I had an email attachment blocked by my security settings. After changing the security settings to allow the attachment, how do I go about getting the email again (without having the person resend it)?
Thanks.
If you have Outlook Express configured to delete messages from the server after retrieving them, it’s gone. There’s nothing to do but get them to send it gain.
Depends how you have your outlook configured. Usually old mail is archived in the deleted mail folder. Click find on the toolbar, and search for a word you know was in that email. Be sure to pick “all folders” the Search In option.
Not if Outlook Express was set to block certain emails. It would have gotten deleted at the server side and never downloaded.
Well, that’s what is interesting because it took a while for the email to download, so I suspect that it did DL the attachment, then told me I couldn’t look at it.
If that’s the case, I should look in the deleted mail folder? The email itself is still in my Inbox, so I’m not sure that I would find it in the deleted folder, but I’ll look…where would it have put an attachment that got DL’d, but not “approved”?
I think that’s right; Outlook applies rules after downloading the message, but Outlook Express does it before.
(to Q.E.D.)
Thanks.
So let me see if I can get this right in my head.
Express took the extra time downloading the email and the attachment, then decided the attachment was a risk, and deleted it BOTH server side and on my side?
I think that’s about right, yes. It has to download the attachment to actually look at it, but if it determines it may be dangerous it deletes it. You can set Express to retain mesages (including attachments) on the server for some limited amout of time. It won’t delete them during that time, even if an attachment is determined to be possibly dangerous.

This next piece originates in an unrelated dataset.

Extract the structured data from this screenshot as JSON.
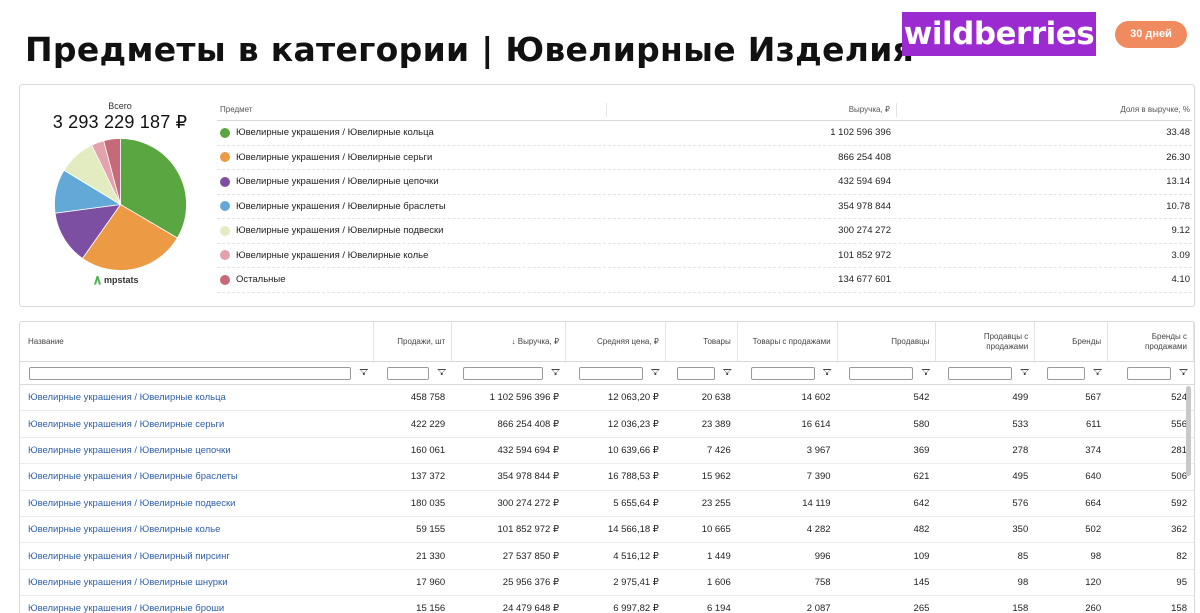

Hmm, this kind of gets back to my original question.
If the message and attachment still reside server side, and I change my security settings to allow the download, how do I go about getting it?
Check Tools > Accounts. Highlight the account in question, and click the Properties button. Then click the Advanced tab in the Properties dialog. See if “Leave a copy of messages on server” is checked. If not (and it probably isn’t, since that’s the default), it’s a moot point.

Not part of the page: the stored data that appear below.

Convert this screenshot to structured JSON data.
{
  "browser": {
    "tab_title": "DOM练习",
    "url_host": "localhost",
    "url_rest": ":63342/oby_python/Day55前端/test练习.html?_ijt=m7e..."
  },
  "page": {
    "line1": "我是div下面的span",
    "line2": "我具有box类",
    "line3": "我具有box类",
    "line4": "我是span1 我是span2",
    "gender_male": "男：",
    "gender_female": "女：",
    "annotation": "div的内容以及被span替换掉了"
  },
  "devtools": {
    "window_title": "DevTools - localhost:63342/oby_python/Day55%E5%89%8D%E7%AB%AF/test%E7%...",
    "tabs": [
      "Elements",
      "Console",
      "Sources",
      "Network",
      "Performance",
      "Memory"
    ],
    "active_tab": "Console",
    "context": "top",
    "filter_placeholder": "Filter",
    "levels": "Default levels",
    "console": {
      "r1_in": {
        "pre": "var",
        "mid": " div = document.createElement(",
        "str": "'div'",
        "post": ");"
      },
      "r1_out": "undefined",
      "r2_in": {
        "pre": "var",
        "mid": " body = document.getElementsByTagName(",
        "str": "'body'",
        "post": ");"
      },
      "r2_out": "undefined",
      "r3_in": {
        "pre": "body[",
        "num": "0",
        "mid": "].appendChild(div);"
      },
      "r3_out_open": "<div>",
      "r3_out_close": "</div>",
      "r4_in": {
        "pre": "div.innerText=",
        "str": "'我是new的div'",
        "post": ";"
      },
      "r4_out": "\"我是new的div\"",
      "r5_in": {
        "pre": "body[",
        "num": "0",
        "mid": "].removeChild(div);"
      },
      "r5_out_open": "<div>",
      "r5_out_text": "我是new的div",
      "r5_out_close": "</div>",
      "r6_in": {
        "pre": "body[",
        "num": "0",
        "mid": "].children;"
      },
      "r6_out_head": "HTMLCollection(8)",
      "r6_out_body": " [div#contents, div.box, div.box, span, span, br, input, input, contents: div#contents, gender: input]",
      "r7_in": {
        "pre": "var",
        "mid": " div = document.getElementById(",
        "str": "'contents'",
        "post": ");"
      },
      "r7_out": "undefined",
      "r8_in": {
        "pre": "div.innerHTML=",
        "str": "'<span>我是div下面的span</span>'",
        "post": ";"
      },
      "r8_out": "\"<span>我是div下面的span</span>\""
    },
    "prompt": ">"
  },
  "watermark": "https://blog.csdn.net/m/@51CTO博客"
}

Carnal: Most client software that draws mail from POP3 servers deletes the mail on the server side, period. It then decides whether or not to give it to you or delete it based on whatever rules you or the mail client author built into it.
For the record, not letting you even see it is the only way to protect you from certain ActiveX/Javascript attacks that have existed in the past. I’m not saying Microsoft was smart enough to make that the motivating factor for their actions, but it could be…

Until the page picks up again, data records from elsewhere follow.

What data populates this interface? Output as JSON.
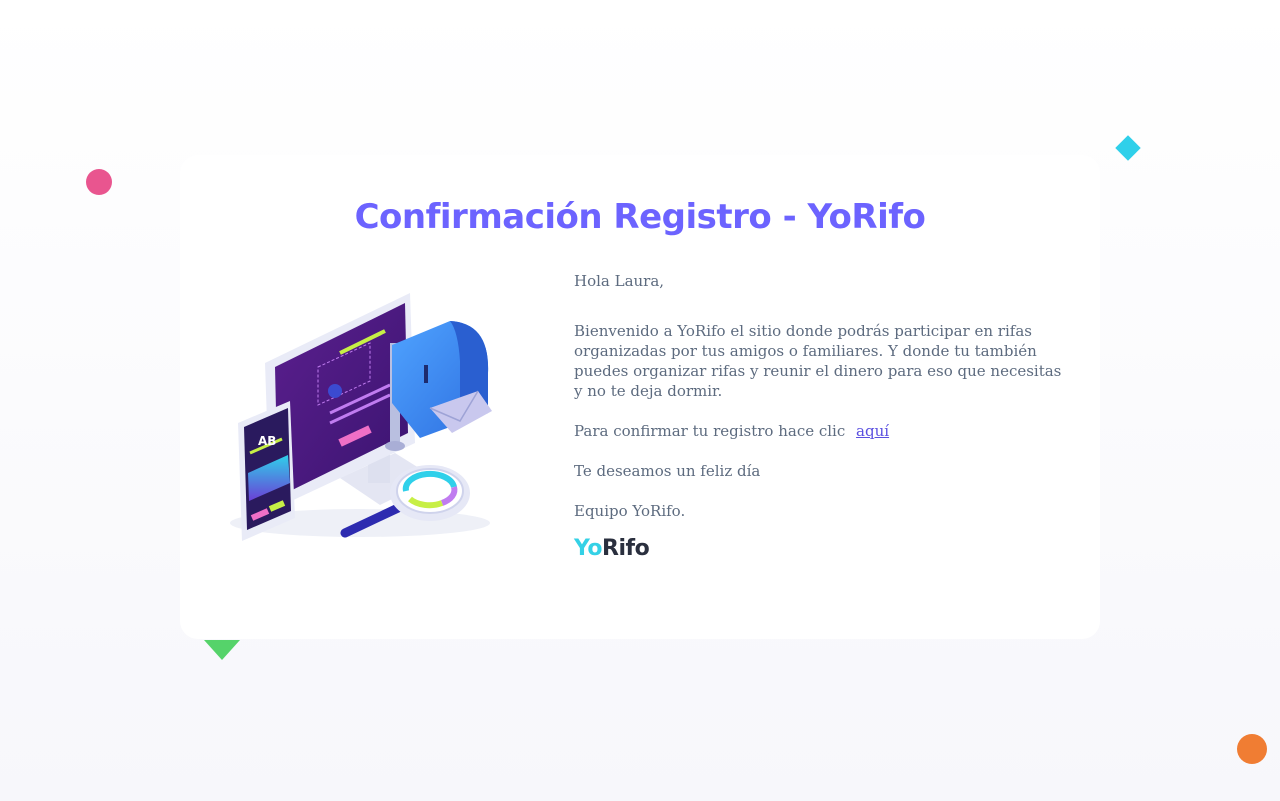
{
  "colors": {
    "title": "#6c63ff",
    "text": "#5d6b7f",
    "link": "#5b50e0",
    "logo_accent": "#34d1e6",
    "logo_dark": "#2a2f3e",
    "deco_pink": "#e9558f",
    "deco_cyan": "#2fd0ea",
    "deco_yellow": "#fddf8a",
    "deco_green": "#55d36a",
    "deco_orange": "#f07d33"
  },
  "email": {
    "title": "Confirmación Registro - YoRifo",
    "greeting": "Hola Laura,",
    "welcome": "Bienvenido a YoRifo el sitio donde podrás participar en rifas organizadas por tus amigos o familiares. Y donde tu también puedes organizar rifas y reunir el dinero para eso que necesitas y no te deja dormir.",
    "confirm_text": "Para confirmar tu registro hace clic",
    "confirm_link": "aquí",
    "wish": "Te deseamos un feliz día",
    "signature": "Equipo YoRifo.",
    "logo_part1": "Yo",
    "logo_part2": "Rifo",
    "illustration_phone_text": "AB"
  }
}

Yep. It’s kind of interesting what happened.
I went home at lunch, and unchecked the box to delete attachments. Then went to the email in question, and opened the attachment (which was a zip file). I opened the zip, but couldn’t open the contents of the zip (.pdd adobe pic files), which didn’t surprise me too much.
Anyway, that’s the post-mortem. Thanks for all your help.
I don’t think it would necessarily have to download the whole thing; the message and attachment are just a single combined file on the server, that is true, but POP3 protocol includes an optional dommand TOP, which retrieves a specified number of lines of the message text; I believe it is technically possible for a mail client to download the message only, not the attachment - I’m not at all sure that this really is the case with Outlook Express, however, the POP3 client on my PalmOS machine can retrieve the text portion of messages which have attachments far too large to fit in the entire memory of the device, so it can’t be downloading the whole thing and throwing part away (it can’t even be downloading as much as will fit because I would have noticed - I use a mobile phone to connect it to the net).